The result of all this is more dysfunction, more budgetary shutdowns and more political black eyes for a Republican party unable to reason with its most ideologically fervent followers. None of this should really be unexpected. If you're going to tell radical conservatives that Obamacare is the worst thing to ever happen to America, is it really a surprise that those same extremists are not going to meekly nod when you tell them that it's now a fact of life? If you're going to tell voters that government debt is destroying the country, is it really a surprise when those voters demand that every step must be taken to reduce it?

Any hope that the defeat of Mitt Romney in November 2012 would begin to drain the GOP's fever swamp has gone by the wayside – and Republicans have no one to blame but themselves. In nurturing and radicalizing its extremist fringe – in pursuit of short-term gain – the Republican establishment created a political Frankenstein. Increasingly, however, it looks as though the monster's first victim is going to be them.

So let's stop pretending there is a political center in America, and that if only Democrats would give a little, and Republicans would give a little, we'd end up at some happy medium. Today's Democrats are early-1990s Republicans, let's face it, while today's GOP is a new radical-right party whose only internal debate is the extent to which a do-nothing husk of a federal government should protect white Christian identity, and intervene in other countries' business by military force.


By Michael Cohen
August 15, 2013 | Guardian


By Jonathan Weiler
August 15, 2013 | Huffington Post

Saturday, March 23, 2013

Rosenberg: Political 'moderation' is killing us

Rosenberg succinctly explains the destructive and yet politically successful behavior of today's Congressional Republicans:

If unreasonable positions ensure that the other side gets equal blame in the centrist's scorekeeping and resulting media coverage, then they are inherently "can't lose" positions. This provides a basic floor which biases the entire process against being reasonable.

If some sort of action is eventually necessary (as it is with budget issues, and most other governmental questions as well), then the unreasonable side - which by definition cares less (perhaps not at all) about real-world consequences - has an increasing advantage the longer that the issue remains unresolved, thus further motivating them to remain unreasonable. If they start at 50 percent (equal blame), things only get better for them over time, as the blame burden remains constant, but the cost pressure to do something rises much more accurately on the reasonable side.

In the process, argues Rosenberg, politically viable but unworkable political proposals get conflated with politically "serious," i.e. reasonable, ideas -- first among the MSM and with Washington elite, then among the wider public:

So why is the discussion dominated by a non-solution while a real solution can't even be discussed? It's because the "politically viable" sense of serious totally dominates over the "pragmatically effective" sense of the word, and because what is politically viable is circularly defined: extremist Republican non-solutions are politically viable because Republicans adamantly insist that they are, no matter how laughable they may be - and centrist bipartisan ideologues routinely and reliably endorse their false claims as matters of fact when they do so. The fact that they aren't even remotely serious, in the problem-solving sense, never even enters the picture.

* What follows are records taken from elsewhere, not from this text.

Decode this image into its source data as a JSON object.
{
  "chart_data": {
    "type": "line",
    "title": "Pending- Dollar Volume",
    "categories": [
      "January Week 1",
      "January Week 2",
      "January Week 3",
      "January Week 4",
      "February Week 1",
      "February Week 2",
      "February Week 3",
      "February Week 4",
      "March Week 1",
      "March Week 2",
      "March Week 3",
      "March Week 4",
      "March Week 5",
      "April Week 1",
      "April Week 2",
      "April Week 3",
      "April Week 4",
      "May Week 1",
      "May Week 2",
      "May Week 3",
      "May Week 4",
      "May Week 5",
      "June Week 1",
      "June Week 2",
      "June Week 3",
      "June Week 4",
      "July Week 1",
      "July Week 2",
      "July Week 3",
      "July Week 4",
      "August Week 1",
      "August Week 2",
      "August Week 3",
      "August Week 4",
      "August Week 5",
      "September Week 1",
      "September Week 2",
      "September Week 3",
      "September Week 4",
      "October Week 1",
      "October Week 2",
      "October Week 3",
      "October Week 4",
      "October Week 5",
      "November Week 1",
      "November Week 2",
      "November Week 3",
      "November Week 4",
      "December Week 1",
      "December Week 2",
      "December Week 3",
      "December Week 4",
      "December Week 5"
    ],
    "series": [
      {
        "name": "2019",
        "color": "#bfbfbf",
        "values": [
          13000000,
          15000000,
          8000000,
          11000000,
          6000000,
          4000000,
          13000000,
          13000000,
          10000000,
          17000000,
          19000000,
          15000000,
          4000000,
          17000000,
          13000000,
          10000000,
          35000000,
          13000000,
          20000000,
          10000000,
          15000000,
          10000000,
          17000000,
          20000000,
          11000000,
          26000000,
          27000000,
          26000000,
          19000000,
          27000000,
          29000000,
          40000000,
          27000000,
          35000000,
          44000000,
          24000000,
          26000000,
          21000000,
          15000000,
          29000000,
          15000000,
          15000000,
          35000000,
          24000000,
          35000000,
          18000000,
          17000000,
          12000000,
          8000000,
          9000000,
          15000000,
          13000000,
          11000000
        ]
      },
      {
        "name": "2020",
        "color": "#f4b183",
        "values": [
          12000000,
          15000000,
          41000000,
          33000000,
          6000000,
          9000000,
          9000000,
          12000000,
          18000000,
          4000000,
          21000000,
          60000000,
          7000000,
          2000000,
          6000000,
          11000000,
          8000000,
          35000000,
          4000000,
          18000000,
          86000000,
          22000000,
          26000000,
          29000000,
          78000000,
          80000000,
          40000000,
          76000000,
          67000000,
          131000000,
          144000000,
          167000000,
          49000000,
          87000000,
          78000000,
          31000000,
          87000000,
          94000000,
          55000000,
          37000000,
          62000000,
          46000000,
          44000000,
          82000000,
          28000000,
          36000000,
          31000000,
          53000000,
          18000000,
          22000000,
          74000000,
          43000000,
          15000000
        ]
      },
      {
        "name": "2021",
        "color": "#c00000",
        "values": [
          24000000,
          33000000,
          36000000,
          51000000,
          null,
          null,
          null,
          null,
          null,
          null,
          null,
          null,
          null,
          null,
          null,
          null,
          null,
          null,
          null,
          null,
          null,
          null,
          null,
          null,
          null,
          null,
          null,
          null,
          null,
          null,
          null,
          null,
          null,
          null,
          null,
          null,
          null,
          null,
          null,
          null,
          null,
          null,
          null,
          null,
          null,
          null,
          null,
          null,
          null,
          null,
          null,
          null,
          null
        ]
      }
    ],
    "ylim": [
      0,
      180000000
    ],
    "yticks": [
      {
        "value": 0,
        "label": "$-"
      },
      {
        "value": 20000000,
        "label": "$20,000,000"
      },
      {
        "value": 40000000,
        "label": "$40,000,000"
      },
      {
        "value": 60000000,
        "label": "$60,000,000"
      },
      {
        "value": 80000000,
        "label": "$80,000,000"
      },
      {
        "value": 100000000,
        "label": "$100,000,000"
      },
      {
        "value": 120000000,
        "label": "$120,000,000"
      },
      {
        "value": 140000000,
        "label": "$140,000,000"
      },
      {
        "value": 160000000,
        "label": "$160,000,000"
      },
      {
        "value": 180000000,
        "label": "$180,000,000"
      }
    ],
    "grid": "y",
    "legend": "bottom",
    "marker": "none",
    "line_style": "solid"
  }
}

And here Rosenberg sounds almost like Rush Limbaugh, who rejects bi-partisanship as an inherent political virtue:

Problem-solving and argument-winning have become two entirely antagonistic activities, and "moderate" "centrist" "bipartisanship" has become the creation of such profound confusion that the voting public won't catch on until it's far, far too late.

Today's Republicans are wrong and unreasonable. Any "middle ground" between their ideas -- the Paul Ryan budget, for example -- and reasonable progressive ideas is still wrong.  We cannot afford to call "less wrong" a job well done. We have big problems and we must be right!